Deepfakes are the real issue here: the ability to make you believe something is real when it isn’t. I really want to see more technologies to help prevent these! I’ve been thinking a lot about how to prove to folks that it really is me on my livestreams or in web meetings because I think this is a really important problem.
My best tips right now are to always turn your camera on, and to have a real physical background that you can interact with.

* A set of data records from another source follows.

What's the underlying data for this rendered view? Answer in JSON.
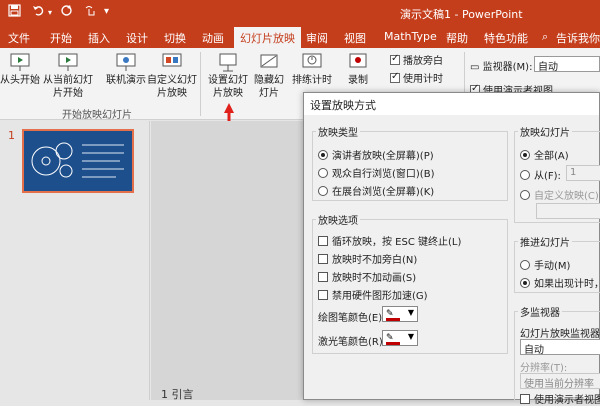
{
  "window": {
    "title": "演示文稿1 - PowerPoint",
    "accent": "#c43e1c"
  },
  "quick_access": {
    "save_icon": "save-icon",
    "undo_icon": "undo-icon",
    "redo_icon": "redo-icon",
    "touch_icon": "touch-mode-icon"
  },
  "tabs": [
    "文件",
    "开始",
    "插入",
    "设计",
    "切换",
    "动画",
    "幻灯片放映",
    "审阅",
    "视图",
    "MathType",
    "帮助",
    "特色功能"
  ],
  "tell_me": "告诉我你",
  "ribbon": {
    "from_start": "从头开始",
    "from_current": "从当前幻灯片开始",
    "online": "联机演示",
    "custom": "自定义幻灯片放映",
    "group1_label": "开始放映幻灯片",
    "setup": "设置幻灯片放映",
    "hide": "隐藏幻灯片",
    "rehearse": "排练计时",
    "record": "录制",
    "play_narrations": "播放旁白",
    "use_timings": "使用计时",
    "monitor_label": "监视器(M):",
    "monitor_value": "自动",
    "presenter_view": "使用演示者视图"
  },
  "left_panel": {
    "slide_number": "1"
  },
  "notes_text": "1 引言",
  "dialog": {
    "title": "设置放映方式",
    "show_type": {
      "legend": "放映类型",
      "options": [
        "演讲者放映(全屏幕)(P)",
        "观众自行浏览(窗口)(B)",
        "在展台浏览(全屏幕)(K)"
      ],
      "selected": 0
    },
    "show_options": {
      "legend": "放映选项",
      "items": [
        "循环放映，按 ESC 键终止(L)",
        "放映时不加旁白(N)",
        "放映时不加动画(S)",
        "禁用硬件图形加速(G)"
      ],
      "pen_color_label": "绘图笔颜色(E):",
      "laser_color_label": "激光笔颜色(R):",
      "pen_color": "#c00000",
      "laser_color": "#c00000"
    },
    "slides": {
      "legend": "放映幻灯片",
      "all": "全部(A)",
      "from": "从(F):",
      "from_value": "1",
      "custom": "自定义放映(C):"
    },
    "advance": {
      "legend": "推进幻灯片",
      "manual": "手动(M)",
      "timings": "如果出现计时，则"
    },
    "multi_monitor": {
      "legend": "多监视器",
      "monitor_label": "幻灯片放映监视器(",
      "monitor_value": "自动",
      "resolution_label": "分辨率(T):",
      "resolution_value": "使用当前分辨率",
      "presenter_view": "使用演示者视图"
    }
  }
}
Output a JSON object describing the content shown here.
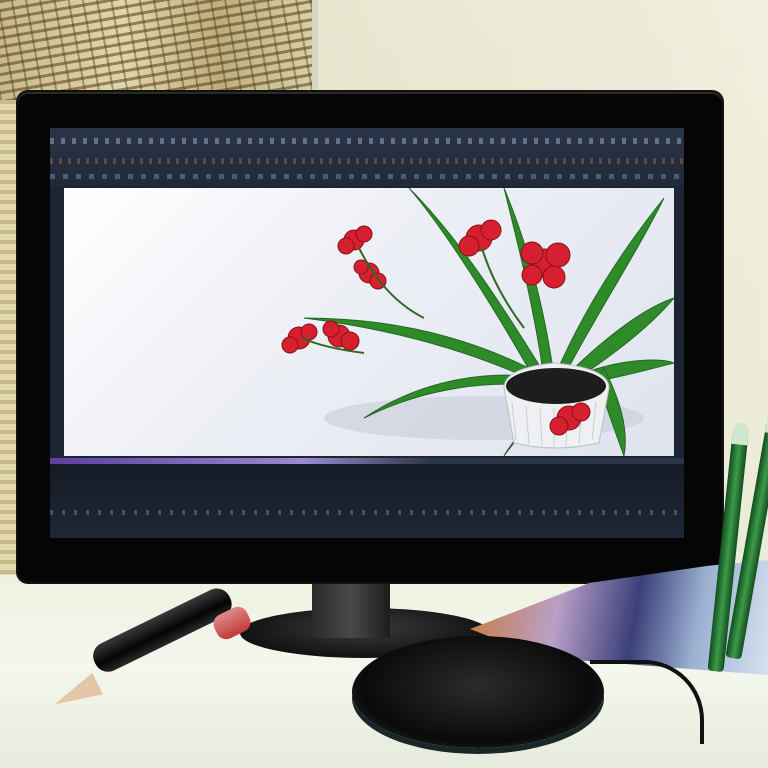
{
  "scene": {
    "description_colors": {
      "wall": "#e9e6d0",
      "desk": "#f1f5e8",
      "monitor_bezel": "#050506",
      "screen_ui": "#1e2532",
      "flower_red": "#d6202f",
      "leaf_green": "#2f8a2a"
    },
    "icons": [
      "monitor-icon",
      "flower-pot-icon",
      "pen-icon",
      "mouse-icon",
      "magazine-icon",
      "pencil-icon"
    ]
  }
}
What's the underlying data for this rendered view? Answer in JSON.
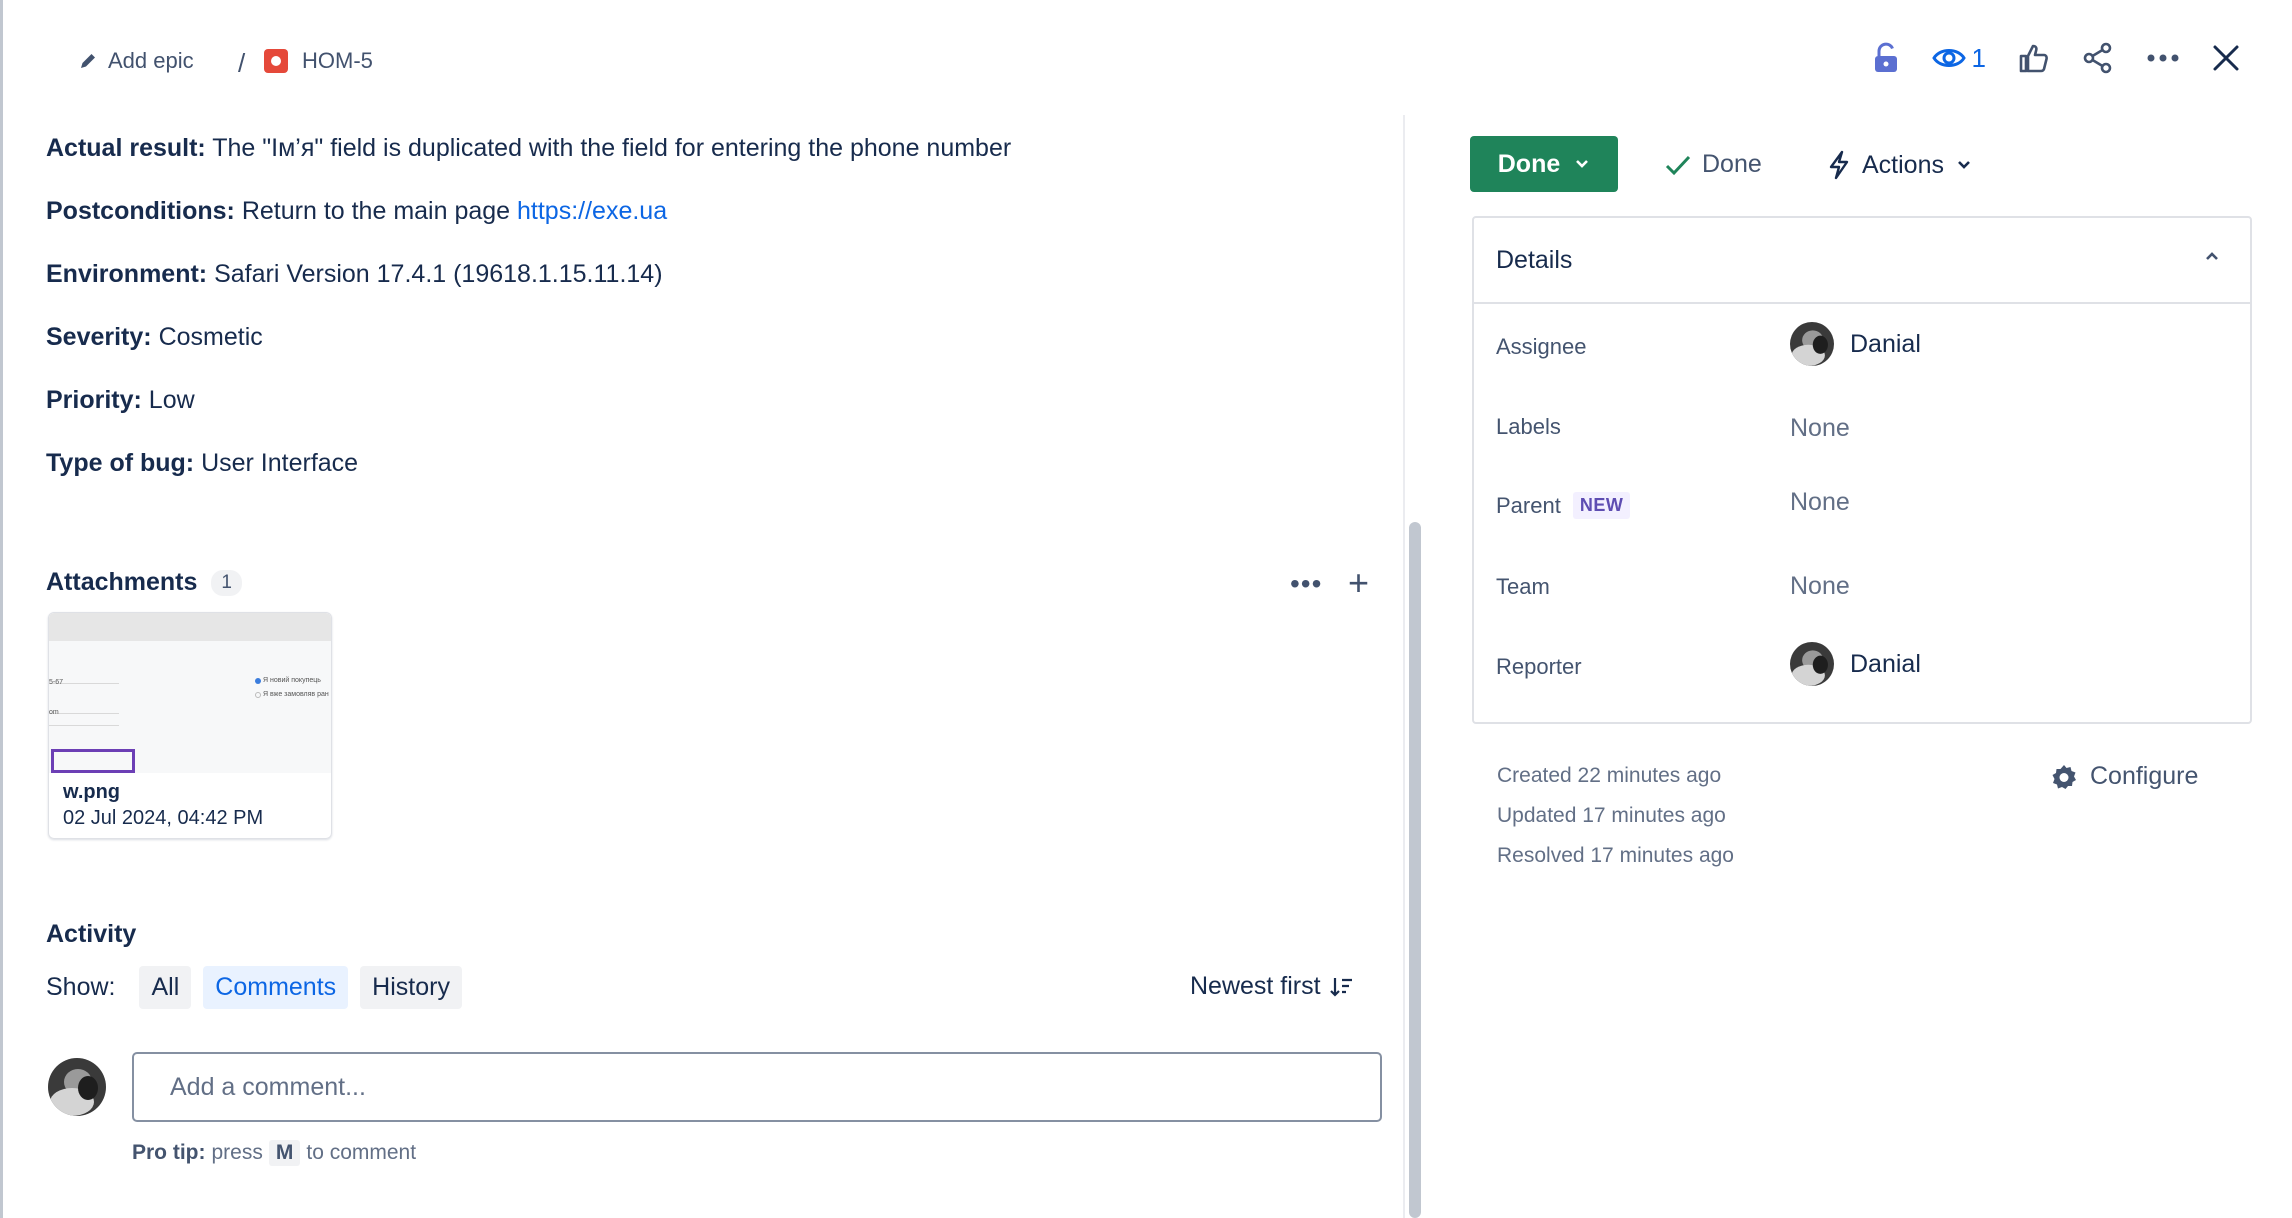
{
  "breadcrumb": {
    "add_epic_label": "Add epic",
    "separator": "/",
    "issue_key": "HOM-5"
  },
  "header_actions": {
    "watchers_count": "1",
    "icons": [
      "unlock-icon",
      "eye-icon",
      "thumbs-up-icon",
      "share-icon",
      "more-icon",
      "close-icon"
    ]
  },
  "description": {
    "rows": [
      {
        "label": "Actual result:",
        "text": " The \"Ім’я\" field is duplicated with the field for entering the phone number"
      },
      {
        "label": "Postconditions:",
        "text": " Return to the main page ",
        "link": "https://exe.ua"
      },
      {
        "label": "Environment:",
        "text": " Safari Version 17.4.1 (19618.1.15.11.14)"
      },
      {
        "label": "Severity:",
        "text": " Cosmetic"
      },
      {
        "label": "Priority:",
        "text": " Low"
      },
      {
        "label": "Type of bug:",
        "text": " User Interface"
      }
    ]
  },
  "attachments": {
    "title": "Attachments",
    "count": "1",
    "more_label": "•••",
    "add_label": "+",
    "items": [
      {
        "name": "w.png",
        "date": "02 Jul 2024, 04:42 PM",
        "thumb_text": [
          "Я новий покупець",
          "Я вже замовляв ран",
          "5-67",
          "om"
        ]
      }
    ]
  },
  "activity": {
    "title": "Activity",
    "show_label": "Show:",
    "filters": [
      {
        "label": "All",
        "active": false
      },
      {
        "label": "Comments",
        "active": true
      },
      {
        "label": "History",
        "active": false
      }
    ],
    "sort_label": "Newest first",
    "comment_placeholder": "Add a comment...",
    "pro_tip_bold": "Pro tip:",
    "pro_tip_text": "press",
    "pro_tip_key": "M",
    "pro_tip_suffix": "to comment"
  },
  "sidebar": {
    "status_label": "Done",
    "resolution_label": "Done",
    "actions_label": "Actions",
    "details": {
      "title": "Details",
      "rows": [
        {
          "label": "Assignee",
          "value": "Danial",
          "has_avatar": true
        },
        {
          "label": "Labels",
          "value": "None"
        },
        {
          "label": "Parent",
          "badge": "NEW",
          "value": "None"
        },
        {
          "label": "Team",
          "value": "None"
        },
        {
          "label": "Reporter",
          "value": "Danial",
          "has_avatar": true
        }
      ]
    },
    "meta": {
      "created": "Created 22 minutes ago",
      "updated": "Updated 17 minutes ago",
      "resolved": "Resolved 17 minutes ago"
    },
    "configure_label": "Configure"
  },
  "colors": {
    "status_green": "#1f845a",
    "link_blue": "#0c66e4",
    "bug_red": "#e5493a",
    "new_badge_purple": "#5e4db2"
  }
}
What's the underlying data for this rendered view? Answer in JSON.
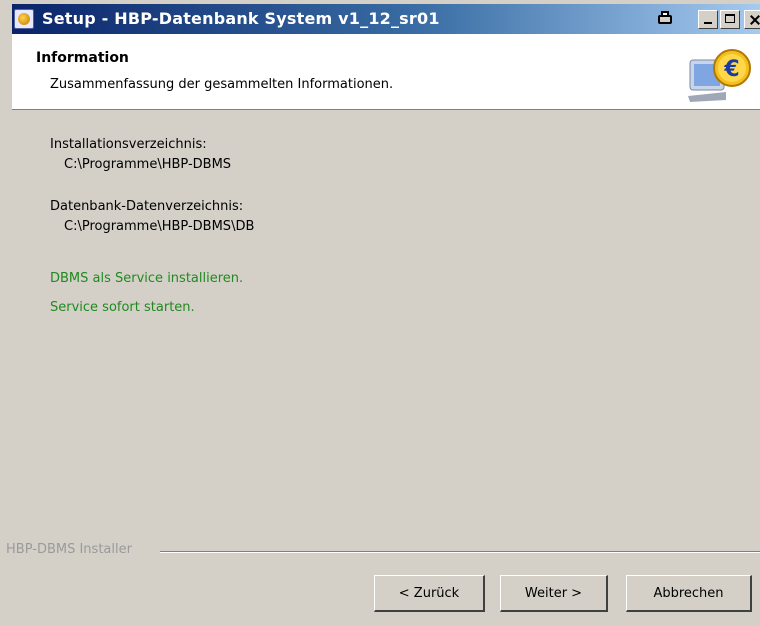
{
  "window": {
    "title": "Setup - HBP-Datenbank System v1_12_sr01"
  },
  "header": {
    "title": "Information",
    "subtitle": "Zusammenfassung der gesammelten Informationen."
  },
  "content": {
    "install_dir_label": "Installationsverzeichnis:",
    "install_dir_value": "C:\\Programme\\HBP-DBMS",
    "data_dir_label": "Datenbank-Datenverzeichnis:",
    "data_dir_value": "C:\\Programme\\HBP-DBMS\\DB",
    "service_install": "DBMS als Service installieren.",
    "service_start": "Service sofort starten."
  },
  "footer": {
    "group_label": "HBP-DBMS Installer",
    "back_label": "< Zurück",
    "next_label": "Weiter >",
    "cancel_label": "Abbrechen"
  },
  "colors": {
    "titlebar_start": "#0a246a",
    "titlebar_end": "#a6caf0",
    "dialog_bg": "#d4d0c8",
    "status_green": "#1f8a1f"
  },
  "icons": {
    "app": "setup-app-icon",
    "header": "euro-monitor-icon",
    "print": "print-icon"
  }
}
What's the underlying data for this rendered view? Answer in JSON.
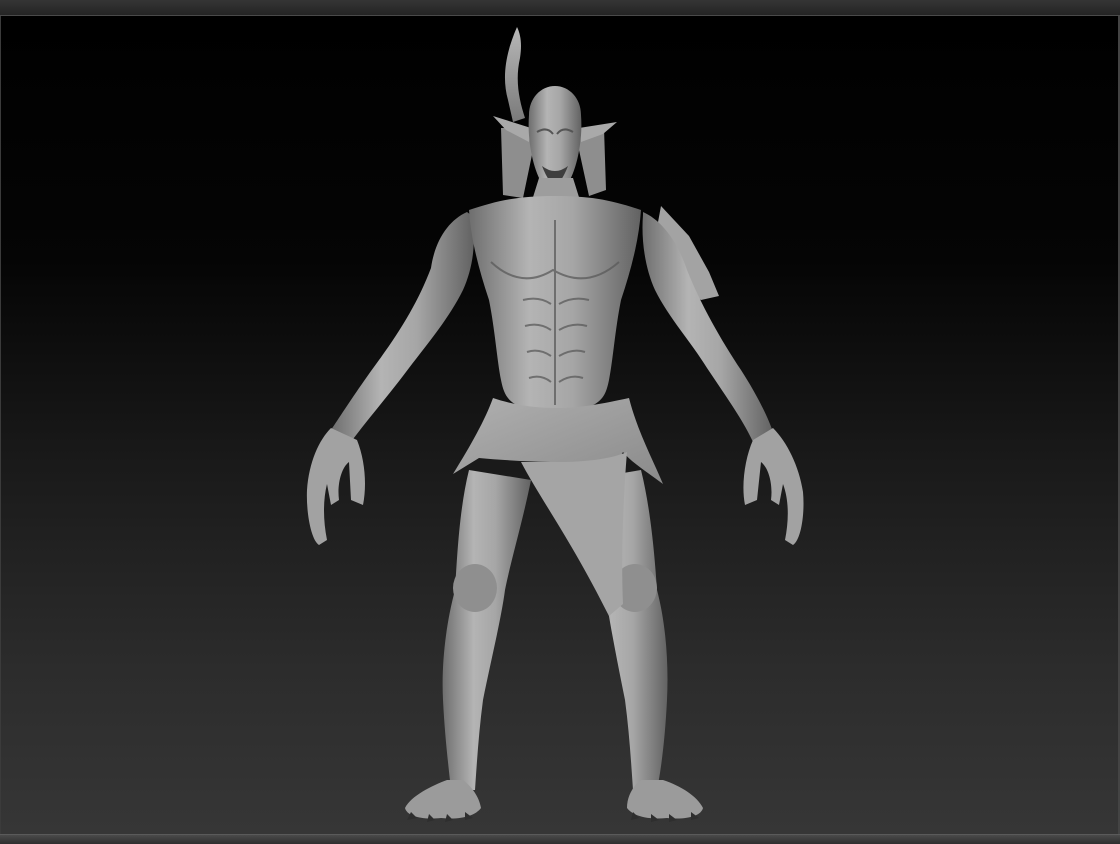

I think our best bet in the short term, though, is to make it socially unacceptable to try to pass off an AI-generated image as real.
Newsologue
(written by Jaws)
- The U.S. government switched off the most powerful AI model on the planet. On June 12 the Commerce Department forced Anthropic to disable Fable 5 and Mythos 5 worldwide under export controls, three days after launch; the two sides are now negotiating a restart, with Anthropic saying "coming days". It appears that Fable’s ability to find software vulnerabilities is what got it benched. Of course, that’s also its superpower. (This is a developing story, and was last checked at 9:30am on Friday June 19th, 2026)
- The EU rolled out a code for labeling AI-generated content the same week I couldn't tell AI from real. It's voluntary guidance for marking AI images, audio, and deepfakes. Nice idea, but a label only works if the faker cooperates, and they won't.
- Regulators are finally coming for non-consensual deepfakes. The UK's ICO warned AI firms as the US’s DEFIANCE Act and laws in 47 states target the people making them. The same image generation tech we use to make software mockups or iterate on booth designs can also be misused to undress a stranger in seconds.
Epilogue
This week started as a bunch of notes from Holly, Ande, and Amara about the social, then a Word doc of the images and the answers from Ande. I fed all of that into Jaws, and it drafted this. It was pretty bad, I guess I’m already spoiled by Fable!
Then I rewrote it the way I wanted, had Jaws edit, and then had Holly edit.
P.S. The cover photo is AI, what was your guess?